Left Factoring & Removing Left Recursion JavaCC

2019-05-28 01:42发布

问题:

I have a grammar which I have to use JJTree and JavaCC to create a symbol table and an AST. While I fully understand the sections of my assignment to create the table and tree, the grammar I was given is ambiguous, contains left recursion and indirect left recusion. It also needs to be left factored.

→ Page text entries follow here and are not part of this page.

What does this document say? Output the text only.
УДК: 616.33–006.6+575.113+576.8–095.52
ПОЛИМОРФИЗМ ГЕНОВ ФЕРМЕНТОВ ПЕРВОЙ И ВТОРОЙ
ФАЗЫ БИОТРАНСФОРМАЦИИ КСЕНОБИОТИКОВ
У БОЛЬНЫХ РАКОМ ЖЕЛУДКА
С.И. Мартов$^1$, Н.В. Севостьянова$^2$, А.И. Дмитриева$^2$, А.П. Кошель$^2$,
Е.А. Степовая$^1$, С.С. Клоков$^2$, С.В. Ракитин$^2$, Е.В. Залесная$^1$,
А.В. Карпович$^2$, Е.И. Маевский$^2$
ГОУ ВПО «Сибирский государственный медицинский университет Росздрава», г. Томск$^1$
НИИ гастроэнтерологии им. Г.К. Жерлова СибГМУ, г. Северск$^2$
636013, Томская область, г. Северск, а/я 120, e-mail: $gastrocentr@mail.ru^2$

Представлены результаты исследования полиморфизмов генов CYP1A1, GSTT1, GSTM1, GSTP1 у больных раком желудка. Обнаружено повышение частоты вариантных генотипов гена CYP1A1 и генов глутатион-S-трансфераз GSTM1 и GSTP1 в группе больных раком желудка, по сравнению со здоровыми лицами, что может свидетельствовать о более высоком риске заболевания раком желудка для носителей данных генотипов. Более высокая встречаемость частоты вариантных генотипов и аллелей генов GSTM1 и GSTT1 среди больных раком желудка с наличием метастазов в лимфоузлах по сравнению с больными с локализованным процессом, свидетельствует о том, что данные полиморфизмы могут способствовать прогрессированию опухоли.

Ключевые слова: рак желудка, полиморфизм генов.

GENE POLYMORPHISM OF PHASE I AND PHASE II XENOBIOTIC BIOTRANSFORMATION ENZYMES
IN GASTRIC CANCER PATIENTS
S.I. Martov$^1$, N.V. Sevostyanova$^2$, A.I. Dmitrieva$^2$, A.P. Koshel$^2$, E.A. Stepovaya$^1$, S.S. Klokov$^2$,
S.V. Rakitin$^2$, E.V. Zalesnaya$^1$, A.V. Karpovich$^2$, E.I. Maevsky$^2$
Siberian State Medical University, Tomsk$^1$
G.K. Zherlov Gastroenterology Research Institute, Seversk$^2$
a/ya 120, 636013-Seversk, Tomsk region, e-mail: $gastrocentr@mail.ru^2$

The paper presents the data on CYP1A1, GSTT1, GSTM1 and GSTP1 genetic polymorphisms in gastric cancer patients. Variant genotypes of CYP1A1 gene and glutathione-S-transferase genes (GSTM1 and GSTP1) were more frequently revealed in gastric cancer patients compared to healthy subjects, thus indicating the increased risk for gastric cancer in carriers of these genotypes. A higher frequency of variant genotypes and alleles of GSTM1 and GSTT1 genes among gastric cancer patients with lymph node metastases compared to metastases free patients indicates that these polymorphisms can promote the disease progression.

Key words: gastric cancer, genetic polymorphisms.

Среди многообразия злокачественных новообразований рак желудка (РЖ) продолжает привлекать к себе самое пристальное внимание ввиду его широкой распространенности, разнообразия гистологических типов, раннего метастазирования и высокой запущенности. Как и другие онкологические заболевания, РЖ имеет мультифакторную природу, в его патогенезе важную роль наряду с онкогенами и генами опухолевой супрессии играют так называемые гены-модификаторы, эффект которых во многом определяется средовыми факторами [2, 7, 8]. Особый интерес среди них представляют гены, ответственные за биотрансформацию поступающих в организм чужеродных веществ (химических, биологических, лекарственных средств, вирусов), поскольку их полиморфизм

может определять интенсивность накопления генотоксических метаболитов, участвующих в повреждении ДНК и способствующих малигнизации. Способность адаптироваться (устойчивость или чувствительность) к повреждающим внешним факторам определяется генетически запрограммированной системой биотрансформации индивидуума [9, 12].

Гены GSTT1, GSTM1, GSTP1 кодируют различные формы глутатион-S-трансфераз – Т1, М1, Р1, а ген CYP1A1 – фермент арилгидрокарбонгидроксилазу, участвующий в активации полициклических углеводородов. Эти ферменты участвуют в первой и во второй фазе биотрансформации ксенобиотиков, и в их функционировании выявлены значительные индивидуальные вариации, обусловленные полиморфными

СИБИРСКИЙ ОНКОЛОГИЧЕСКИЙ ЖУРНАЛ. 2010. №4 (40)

I have trawled all over the internet to try find methods that would work for me.

For example:

A ::= Aα | β

can be changed to:

A ::= βA'
A' ::= αA' | ε

But I don't know how to apply this to my grammar.
Here is a section of the production rules I wrote from the grammar that contains the problems aforementioned.

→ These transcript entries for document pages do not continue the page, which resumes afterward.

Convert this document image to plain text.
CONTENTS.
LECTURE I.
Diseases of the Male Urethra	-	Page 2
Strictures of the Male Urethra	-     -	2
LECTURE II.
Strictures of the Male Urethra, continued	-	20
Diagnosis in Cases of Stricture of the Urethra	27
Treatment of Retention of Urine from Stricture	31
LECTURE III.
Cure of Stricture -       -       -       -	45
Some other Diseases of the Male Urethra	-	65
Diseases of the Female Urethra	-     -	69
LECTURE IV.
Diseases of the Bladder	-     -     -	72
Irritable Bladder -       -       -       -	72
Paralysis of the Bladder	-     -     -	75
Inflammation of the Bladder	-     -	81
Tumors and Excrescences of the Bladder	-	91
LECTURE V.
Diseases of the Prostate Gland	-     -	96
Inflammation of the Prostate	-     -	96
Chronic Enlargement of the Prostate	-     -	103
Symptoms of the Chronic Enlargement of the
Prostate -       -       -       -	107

void statement() #STM : {}
{
   identifier() <ASSIGNMENT> expression()
   | identifier() <ASSIGNMENT> <STRING>
   | <EXCLAMATION> expression()
   | <QUESTION> identifier()
   | identifier() <LBR> arg_list() <RBR>
   | <BEGIN> (statement() <SEMIC>)+ <END>
   | matched()
   | unmatched()
   | <WHILE> <LBR> condition() <RBR> <DO> statement()
   | {}
}

void matched() #void : {}
{
    <IF> condition() <THEN> matched() <ELSE> matched()
}

void unmatched() #void : {}
{
    <IF> condition() <THEN> statement()
    |  <IF> condition() <THEN> matched() <ELSE> unmatched()
}

void expression() #EXPR : {}
{
    fragment() ((<PLUS>|<MINUS>|<MULT>|<DIV>) fragment())*
}

void fragment() #FRAG : {}
{
    (identifier() | <NUM> | (<PLUS>|<MINUS>) fragment() | expression())
}

回答1:

You have a number of problems here. Most are dealt with in question 4.6 of the JavaCC FAQ. http://www.engr.mun.ca/~theo/JavaCC-FAQ/

First, there is a lot of left-factoring to do. Left factoring tries to move choices to later in the parse. E.g. if you have

void statement() #STM : {}
{
   identifier() <ASSIGNMENT> expression()
 | identifier() <ASSIGNMENT> <STRING>
 | identifier() <LBR> arg_list() <RBR>
}

and the parser is expecting a statement and the next item of input is an identifier, then the parser can't make the choice. Factor out the common parts on the left to get

void statement() #STM : {}
{
   identifier()
      (   <ASSIGNMENT> expression()
      |   <ASSIGNMENT> <STRING>
      |   <LBR> arg_list() <RBR>
      )
}

and then

void statement() #STM : {}
{
   identifier()
      (   <ASSIGNMENT> ( expression() | <STRING> )
      |   <LBR> arg_list() <RBR>
      )
}

Second, the nonterminal "matched" is useless, as there is no nonrecursive case. I suspect that you are trying to deal with the dangling else problem. This is not a good way to deal with the dangling else problem. See the JavaCC FAQ for a sensible way to deal with it.

Third, there is mutual left recursion between nonterminals "fragment" and "expression". I'm not sure what you are trying to accomplish here. There are several ways to deal with parsing expressions that don't use left recursion. See http://www.engr.mun.ca/~theo/Misc/exp_parsing.htm for more information. My tutorial introduction to JavaCC might also help. http://www.engr.mun.ca/~theo/JavaCC-Tutorial/

Finally a word of advice. Start with a grammar for a small subset of your language and then add constructs one or two at a time. That way you won't have to deal with a lot of problems at once.